Three faculty members in the University of Pittsburgh Kenneth P. Dietrich School of Arts and Sciences received funded professional development leaves for the 2026-27 academic year. 

The Professional Development Leave (PDL) program is a paid, one-semester leave opportunity that allows eligible faculty to step away from their regular teaching and service duties to focus on scholarly, curricular or community-engaged projects that advance Pitt’s educational and service missions and provide clear benefits to students and the broader community. 

Now in its second year in the Dietrich School, the program underscores the University’s commitment to recognizing and investing in the professional growth of appointment-stream faculty whose work is central to student learning. 

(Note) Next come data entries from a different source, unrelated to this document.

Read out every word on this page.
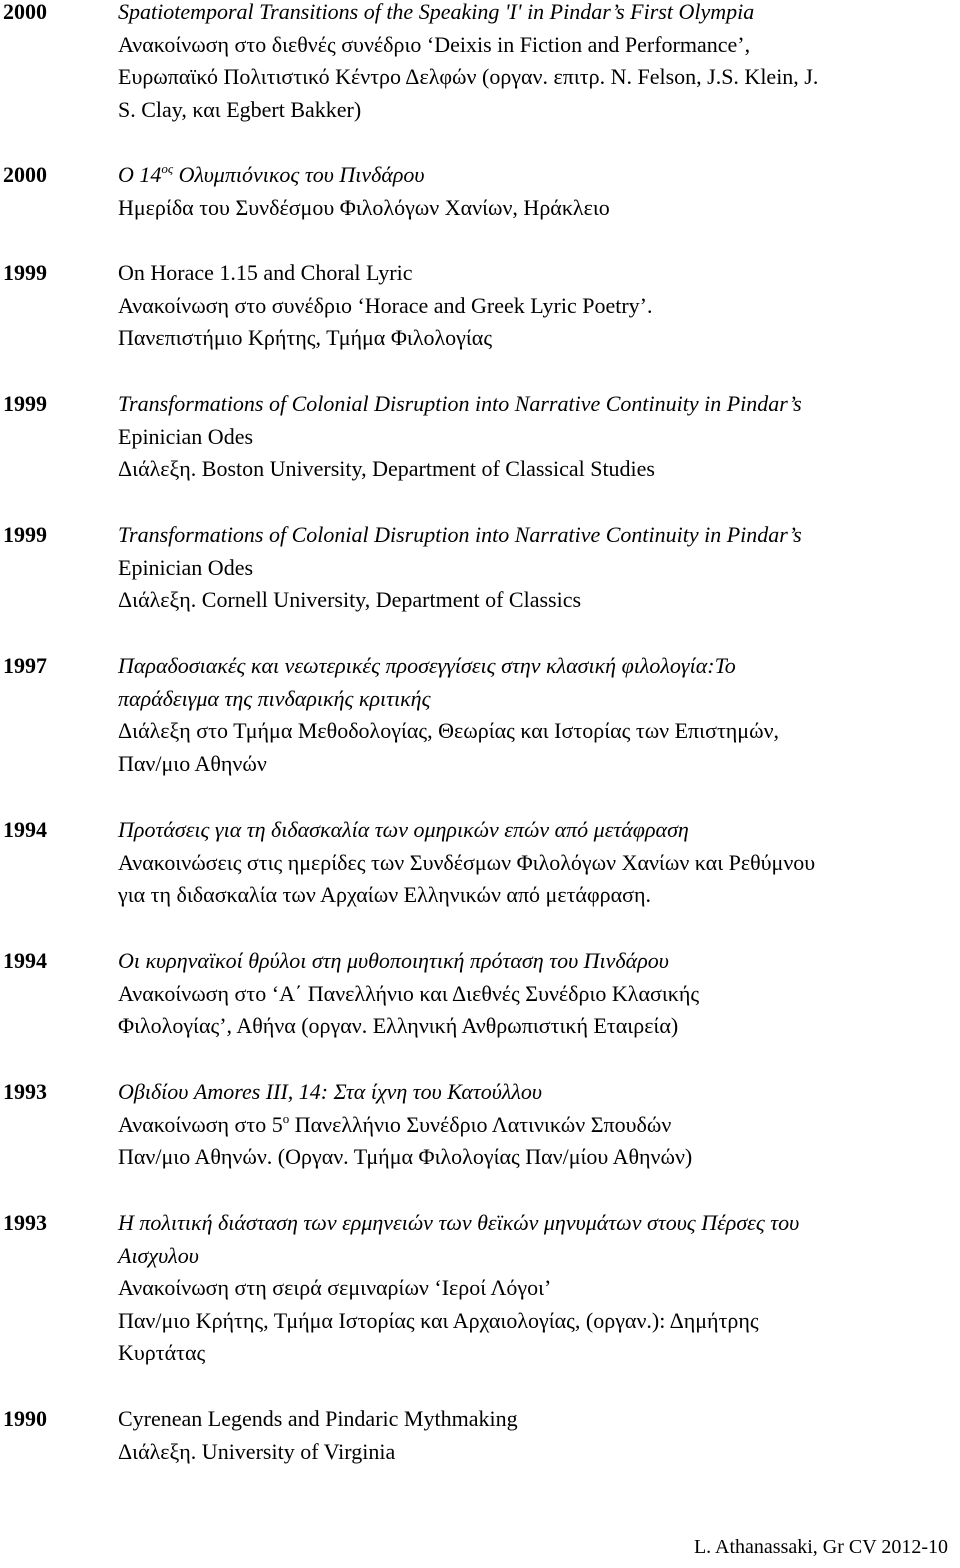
2000	Spatiotemporal Transitions of the Speaking 'I' in Pindar’s First Olympia
Ανακοίνωση στο διεθνές συνέδριο ‘Deixis in Fiction and Performance’,
Ευρωπαϊκό Πολιτιστικό Κέντρο Δελφών (οργαν. επιτρ. N. Felson, J.S. Klein, J.
S. Clay, και Egbert Bakker)
2000	Ο $14^{o\varsigma}$ Ολυμπιόνικος του Πινδάρου
Ημερίδα του Συνδέσμου Φιλολόγων Χανίων, Ηράκλειο
1999	On Horace 1.15 and Choral Lyric
Ανακοίνωση στο συνέδριο ‘Horace and Greek Lyric Poetry’.
Πανεπιστήμιο Κρήτης, Τμήμα Φιλολογίας
1999	Transformations of Colonial Disruption into Narrative Continuity in Pindar’s
Epinician Odes
Διάλεξη. Boston University, Department of Classical Studies
1999	Transformations of Colonial Disruption into Narrative Continuity in Pindar’s
Epinician Odes
Διάλεξη. Cornell University, Department of Classics
1997	Παραδοσιακές και νεωτερικές προσεγγίσεις στην κλασική φιλολογία:Το
παράδειγμα της πινδαρικής κριτικής
Διάλεξη στο Τμήμα Μεθοδολογίας, Θεωρίας και Ιστορίας των Επιστημών,
Παν/μιο Αθηνών
1994	Προτάσεις για τη διδασκαλία των ομηρικών επών από μετάφραση
Ανακοινώσεις στις ημερίδες των Συνδέσμων Φιλολόγων Χανίων και Ρεθύμνου
για τη διδασκαλία των Αρχαίων Ελληνικών από μετάφραση.
1994	Οι κυρηναϊκοί θρύλοι στη μυθοποιητική πρόταση του Πινδάρου
Ανακοίνωση στο ‘Α΄ Πανελλήνιο και Διεθνές Συνέδριο Κλασικής
Φιλολογίας’, Αθήνα (οργαν. Ελληνική Ανθρωπιστική Εταιρεία)
1993	Οβιδίου Amores III, 14: Στα ίχνη του Κατούλλου
Ανακοίνωση στο $5^o$ Πανελλήνιο Συνέδριο Λατινικών Σπουδών
Παν/μιο Αθηνών. (Οργαν. Τμήμα Φιλολογίας Παν/μίου Αθηνών)
1993	Η πολιτική διάσταση των ερμηνειών των θεϊκών μηνυμάτων στους Πέρσες του
Αισχυλου
Ανακοίνωση στη σειρά σεμιναρίων ‘Ιεροί Λόγοι’
Παν/μιο Κρήτης, Τμήμα Ιστορίας και Αρχαιολογίας, (οργαν.): Δημήτρης
Κυρτάτας
1990	Cyrenean Legends and Pindaric Mythmaking
Διάλεξη. University of Virginia
L. Athanassaki, Gr CV 2012-10
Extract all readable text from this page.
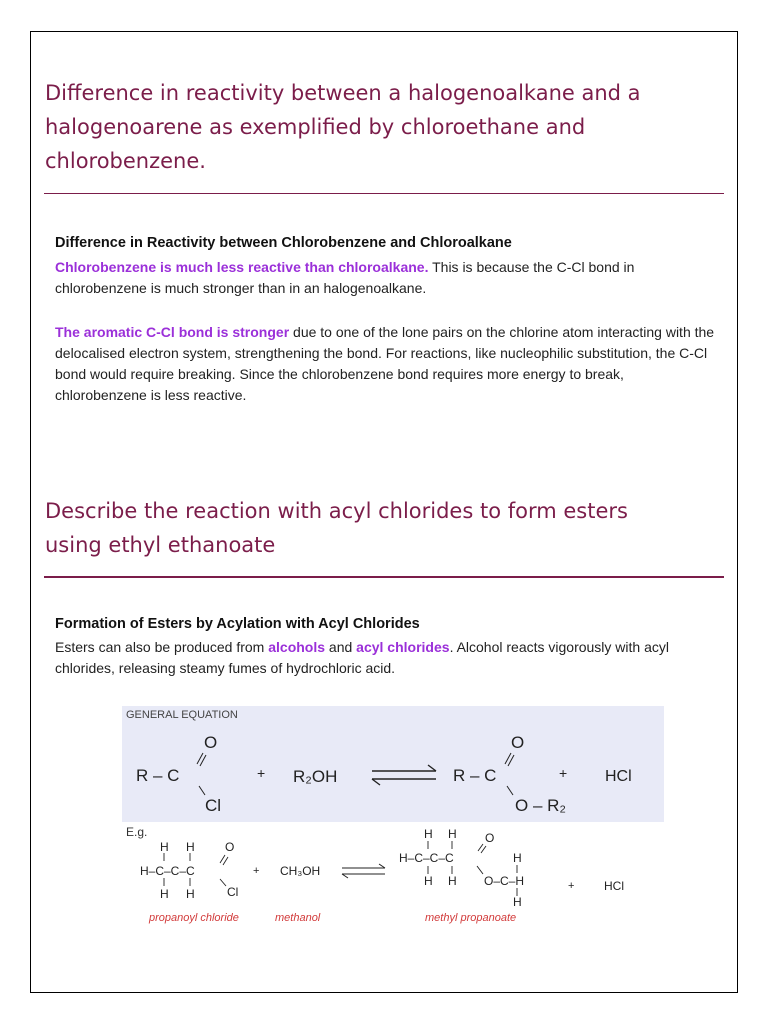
Difference in reactivity between a halogenoalkane and a halogenoarene as exemplified by chloroethane and chlorobenzene.

Difference in Reactivity between Chlorobenzene and Chloroalkane

Chlorobenzene is much less reactive than chloroalkane. This is because the C-Cl bond in chlorobenzene is much stronger than in an halogenoalkane.

The aromatic C-Cl bond is stronger due to one of the lone pairs on the chlorine atom interacting with the delocalised electron system, strengthening the bond. For reactions, like nucleophilic substitution, the C-Cl bond would require breaking. Since the chlorobenzene bond requires more energy to break, chlorobenzene is less reactive.

Describe the reaction with acyl chlorides to form esters using ethyl ethanoate

Formation of Esters by Acylation with Acyl Chlorides

Esters can also be produced from alcohols and acyl chlorides. Alcohol reacts vigorously with acyl chlorides, releasing steamy fumes of hydrochloric acid.

GENERAL EQUATION
R – C
O
Cl
+ R₂OH	R – C
O
O – R₂
+ HCl
E.g.
H H	O
H–C–C–C
H H	Cl
+ CH₃OH
H H O
H–C–C–C	H
H H O–C–H
H
+ HCl
propanoyl chloride	methanol	methyl propanoate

This year’s recipients and their projects are:

Liberty Ferda

Liberty Ferda is a teaching professor in the Department of English, where she teaches grant writing, professional and community-engaged writing, and creative nonfiction. Ferda co-leads long-running grant-writing workshops at Pitt’s Community Engagement Centers. During her professional development leave, she will expand these workshops by developing online and hybrid grant-writing courses and building structured partnerships with local foundations such as the Heinz Endowments and The Pittsburgh Foundation. This work will broaden access for working adults and neighborhood nonprofit leaders, help small community organizations become more competitive for funding and create online materials that can also enrich undergraduate grant-writing courses at Pitt.

Shannon Reed

Shannon Reed is a teaching professor and director of undergraduate studies in the Writing Program, where she teaches the full fiction curriculum and is an accomplished author of books and essays on reading, teaching and contemporary culture. Her professional development leave will support the completion and revision of “Briskaway,” a novel that explores memory, accountability and queer history through the lens of a theater director revisiting a pivotal summer at a performing arts camp. Immersing in the long-form fiction and revision process will directly strengthen the mentorship she offers students writing their own book-length projects, giving them concrete models of craft, revision and publication as well as deepening classroom conversations about ethics, identity and representation in contemporary fiction.

Evgeni “Eugene” Trofimov

Evgeni Trofimov is a teaching professor and undergraduate assistant director in the Department of Mathematics, where he oversees foundational courses in calculus and theoretical mathematics and supporting both campus and College in High School instruction. During his professional development leave, he will write a Pitt-aligned transition-to-proof textbook for Math 0413 and create standardized Canvas master shells for key lower-division math courses. These resources will improve students’ proof-writing skills, provide a more precise and more consistent learning experience for hundreds of undergraduates each semester, reduce course costs and give instructors — especially new and part-time faculty — a robust shared framework for high-quality math instruction.